Most South Indian restaurants have ready two kinds of boiling milk – one with sugar and one without, and your choice of milk (or a linear combination) can be added to decoction to make coffee of the required sweetness for you. Maiya’s does it differently. They only have unsweetened milk, and you need to add the sugar yourself.

So there is sugar placed in a bowl beyond the coffee counter where you add the sugar, get yourself a spoon (inconveniently placed before the coffee counter which means you stretch across) and go on while stirring the coffee. For non-regular customers (my untested hypothesis is that most Maiya’s customers are regulars), this is a novelty and leads to inefficiency of the full queue.

The wife argued that if Maiya’s were to keep both sweetened and unsweetened milk (like other restaurants), sugar could come pre-mixed in the coffee and the bottleneck could be eliminated. Since the barista doesn’t multitask (he fills exactly one cup at a time), there is no problem in miscommunication, etc.

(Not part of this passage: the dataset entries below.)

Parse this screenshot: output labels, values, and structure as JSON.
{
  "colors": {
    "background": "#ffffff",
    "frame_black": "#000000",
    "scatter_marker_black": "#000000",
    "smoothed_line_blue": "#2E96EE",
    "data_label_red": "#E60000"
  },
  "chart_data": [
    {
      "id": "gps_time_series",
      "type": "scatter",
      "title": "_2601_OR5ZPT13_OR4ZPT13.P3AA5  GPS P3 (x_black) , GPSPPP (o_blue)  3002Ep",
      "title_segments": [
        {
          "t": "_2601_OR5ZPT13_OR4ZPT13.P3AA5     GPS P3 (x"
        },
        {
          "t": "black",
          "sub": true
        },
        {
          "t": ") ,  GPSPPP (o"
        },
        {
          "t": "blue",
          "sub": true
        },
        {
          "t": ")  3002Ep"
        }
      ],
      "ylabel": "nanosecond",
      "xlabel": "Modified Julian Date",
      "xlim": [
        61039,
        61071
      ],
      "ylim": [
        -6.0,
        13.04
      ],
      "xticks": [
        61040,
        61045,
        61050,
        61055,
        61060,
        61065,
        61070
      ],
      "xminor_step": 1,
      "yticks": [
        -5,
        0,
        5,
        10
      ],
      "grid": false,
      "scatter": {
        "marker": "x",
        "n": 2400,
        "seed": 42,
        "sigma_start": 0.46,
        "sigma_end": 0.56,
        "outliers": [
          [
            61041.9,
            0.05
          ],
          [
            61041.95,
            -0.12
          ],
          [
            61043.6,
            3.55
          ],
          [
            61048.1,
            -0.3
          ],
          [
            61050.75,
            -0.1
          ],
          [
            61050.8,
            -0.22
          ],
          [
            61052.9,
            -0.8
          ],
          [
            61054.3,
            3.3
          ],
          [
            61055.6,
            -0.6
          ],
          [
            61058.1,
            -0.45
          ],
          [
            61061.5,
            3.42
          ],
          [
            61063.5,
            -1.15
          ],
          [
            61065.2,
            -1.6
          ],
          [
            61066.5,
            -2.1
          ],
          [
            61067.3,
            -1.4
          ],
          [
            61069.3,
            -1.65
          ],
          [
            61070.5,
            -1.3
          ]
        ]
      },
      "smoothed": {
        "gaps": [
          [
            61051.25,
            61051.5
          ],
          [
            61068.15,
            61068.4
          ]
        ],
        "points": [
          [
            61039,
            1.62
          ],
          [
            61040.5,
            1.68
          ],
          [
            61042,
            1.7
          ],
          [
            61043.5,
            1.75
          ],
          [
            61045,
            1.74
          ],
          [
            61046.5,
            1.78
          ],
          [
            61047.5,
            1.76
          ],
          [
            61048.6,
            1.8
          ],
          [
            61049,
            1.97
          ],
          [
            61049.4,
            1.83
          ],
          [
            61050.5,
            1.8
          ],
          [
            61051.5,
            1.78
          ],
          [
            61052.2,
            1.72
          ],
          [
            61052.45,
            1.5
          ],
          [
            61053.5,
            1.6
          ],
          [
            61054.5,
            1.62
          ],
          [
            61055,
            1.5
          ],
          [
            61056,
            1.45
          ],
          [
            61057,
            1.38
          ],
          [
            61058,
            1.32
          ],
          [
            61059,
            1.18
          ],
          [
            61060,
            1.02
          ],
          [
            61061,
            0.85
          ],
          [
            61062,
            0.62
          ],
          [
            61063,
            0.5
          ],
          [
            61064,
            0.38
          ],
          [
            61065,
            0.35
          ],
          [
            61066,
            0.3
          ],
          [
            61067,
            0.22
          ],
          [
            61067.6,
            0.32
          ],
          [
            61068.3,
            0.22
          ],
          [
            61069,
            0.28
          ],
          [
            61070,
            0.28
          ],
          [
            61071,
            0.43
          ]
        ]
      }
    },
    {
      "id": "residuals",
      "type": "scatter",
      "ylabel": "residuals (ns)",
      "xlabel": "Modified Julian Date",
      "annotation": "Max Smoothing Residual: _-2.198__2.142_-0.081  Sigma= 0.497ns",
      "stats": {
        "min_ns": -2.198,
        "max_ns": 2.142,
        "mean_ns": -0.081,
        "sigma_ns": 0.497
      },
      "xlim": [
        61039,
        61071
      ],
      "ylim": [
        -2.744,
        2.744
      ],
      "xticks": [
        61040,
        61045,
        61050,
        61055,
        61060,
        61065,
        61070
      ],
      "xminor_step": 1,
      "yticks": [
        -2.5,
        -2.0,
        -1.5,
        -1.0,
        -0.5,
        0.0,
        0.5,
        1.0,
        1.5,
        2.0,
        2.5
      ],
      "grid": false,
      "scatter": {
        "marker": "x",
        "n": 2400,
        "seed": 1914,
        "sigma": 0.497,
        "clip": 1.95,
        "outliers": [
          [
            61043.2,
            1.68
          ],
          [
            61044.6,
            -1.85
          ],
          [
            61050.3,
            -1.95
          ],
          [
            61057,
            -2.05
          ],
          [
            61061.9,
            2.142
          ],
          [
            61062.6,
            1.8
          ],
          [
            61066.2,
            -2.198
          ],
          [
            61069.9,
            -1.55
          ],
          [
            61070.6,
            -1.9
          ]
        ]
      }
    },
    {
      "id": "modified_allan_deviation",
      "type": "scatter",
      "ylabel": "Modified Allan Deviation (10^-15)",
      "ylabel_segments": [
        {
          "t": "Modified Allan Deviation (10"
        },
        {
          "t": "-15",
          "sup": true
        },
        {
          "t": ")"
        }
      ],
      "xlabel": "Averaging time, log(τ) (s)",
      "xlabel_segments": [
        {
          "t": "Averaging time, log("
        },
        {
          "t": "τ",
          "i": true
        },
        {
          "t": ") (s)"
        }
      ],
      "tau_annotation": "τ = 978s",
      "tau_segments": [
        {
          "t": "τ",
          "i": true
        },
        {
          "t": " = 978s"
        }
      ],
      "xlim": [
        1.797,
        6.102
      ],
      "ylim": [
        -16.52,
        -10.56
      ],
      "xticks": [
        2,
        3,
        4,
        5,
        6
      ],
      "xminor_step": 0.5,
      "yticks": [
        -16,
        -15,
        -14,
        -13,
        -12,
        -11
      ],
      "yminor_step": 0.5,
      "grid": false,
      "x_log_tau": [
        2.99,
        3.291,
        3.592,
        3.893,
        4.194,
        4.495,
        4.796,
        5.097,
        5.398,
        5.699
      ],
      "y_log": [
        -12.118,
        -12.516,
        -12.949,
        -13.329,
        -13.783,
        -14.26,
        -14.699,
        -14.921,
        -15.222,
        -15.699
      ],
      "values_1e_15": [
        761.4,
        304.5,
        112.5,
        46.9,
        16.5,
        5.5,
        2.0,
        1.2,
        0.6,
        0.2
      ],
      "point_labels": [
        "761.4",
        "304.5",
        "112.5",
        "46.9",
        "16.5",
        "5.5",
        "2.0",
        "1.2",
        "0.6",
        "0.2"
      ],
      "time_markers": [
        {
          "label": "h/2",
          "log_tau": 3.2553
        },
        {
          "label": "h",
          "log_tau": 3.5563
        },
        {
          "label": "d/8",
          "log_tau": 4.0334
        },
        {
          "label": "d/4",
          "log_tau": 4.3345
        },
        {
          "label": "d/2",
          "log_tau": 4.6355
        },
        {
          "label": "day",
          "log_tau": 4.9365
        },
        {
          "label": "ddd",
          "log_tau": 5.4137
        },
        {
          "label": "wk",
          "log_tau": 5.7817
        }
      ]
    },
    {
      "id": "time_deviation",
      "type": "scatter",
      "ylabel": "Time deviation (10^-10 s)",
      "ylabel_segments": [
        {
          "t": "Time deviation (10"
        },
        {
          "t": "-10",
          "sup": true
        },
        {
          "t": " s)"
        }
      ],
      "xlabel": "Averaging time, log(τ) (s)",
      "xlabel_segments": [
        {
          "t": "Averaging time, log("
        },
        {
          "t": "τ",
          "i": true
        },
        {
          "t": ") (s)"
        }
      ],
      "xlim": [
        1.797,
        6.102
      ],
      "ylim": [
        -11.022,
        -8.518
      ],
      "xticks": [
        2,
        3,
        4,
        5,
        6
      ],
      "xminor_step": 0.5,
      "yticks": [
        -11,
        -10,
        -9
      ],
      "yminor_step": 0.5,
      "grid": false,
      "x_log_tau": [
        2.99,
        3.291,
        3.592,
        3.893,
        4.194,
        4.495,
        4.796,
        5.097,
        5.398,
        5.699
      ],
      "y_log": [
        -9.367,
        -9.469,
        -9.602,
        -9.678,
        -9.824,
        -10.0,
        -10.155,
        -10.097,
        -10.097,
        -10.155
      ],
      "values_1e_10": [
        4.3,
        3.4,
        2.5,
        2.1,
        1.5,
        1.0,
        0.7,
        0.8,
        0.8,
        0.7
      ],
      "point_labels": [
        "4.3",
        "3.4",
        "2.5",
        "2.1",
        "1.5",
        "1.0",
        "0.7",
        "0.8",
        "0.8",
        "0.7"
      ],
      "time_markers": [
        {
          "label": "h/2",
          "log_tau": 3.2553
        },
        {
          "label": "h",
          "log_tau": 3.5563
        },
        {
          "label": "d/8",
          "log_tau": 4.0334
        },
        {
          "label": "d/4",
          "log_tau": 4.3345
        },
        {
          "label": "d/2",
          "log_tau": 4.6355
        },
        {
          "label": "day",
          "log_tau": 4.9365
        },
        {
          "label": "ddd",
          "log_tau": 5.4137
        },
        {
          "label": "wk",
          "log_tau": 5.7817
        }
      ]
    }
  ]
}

The problem is that turnover of the unsweetened milk in other establishments is not high enough to maintain quality. The thing with the milk is that it needs to be constantly stirred, or at least poured from, for cream to not form in it (such cream can make the coffee gross). When the demand for a particular kind of milk (usually unsweetened) is low, it is not stirred enough, and cream forms. And then when you ask for coffee without sugar (or “less sugar” – remember linear combinations of the milks are possible) you end up with cream in your coffee.

This happened to me twice in the last three days. On Saturday I was having coffee at Hatti (opposite Maiya’s), asked for “strong, less sugar”, which meant I got some of the unsweetened milk, which means there was cream in my coffee. I had to spit out some to make it palatable. And the story repeated itself at the Vasudev Adigas in Jayanagar 8th Block on Sunday. Nice tasting coffee made gross by the cream.

It is to solve this problem that Maiya’s perhaps has only one kind of milk – it is constantly boiling away and being poured from, and there is no cream. And you get superior quality coffee. For which I’m willing to pay a premium.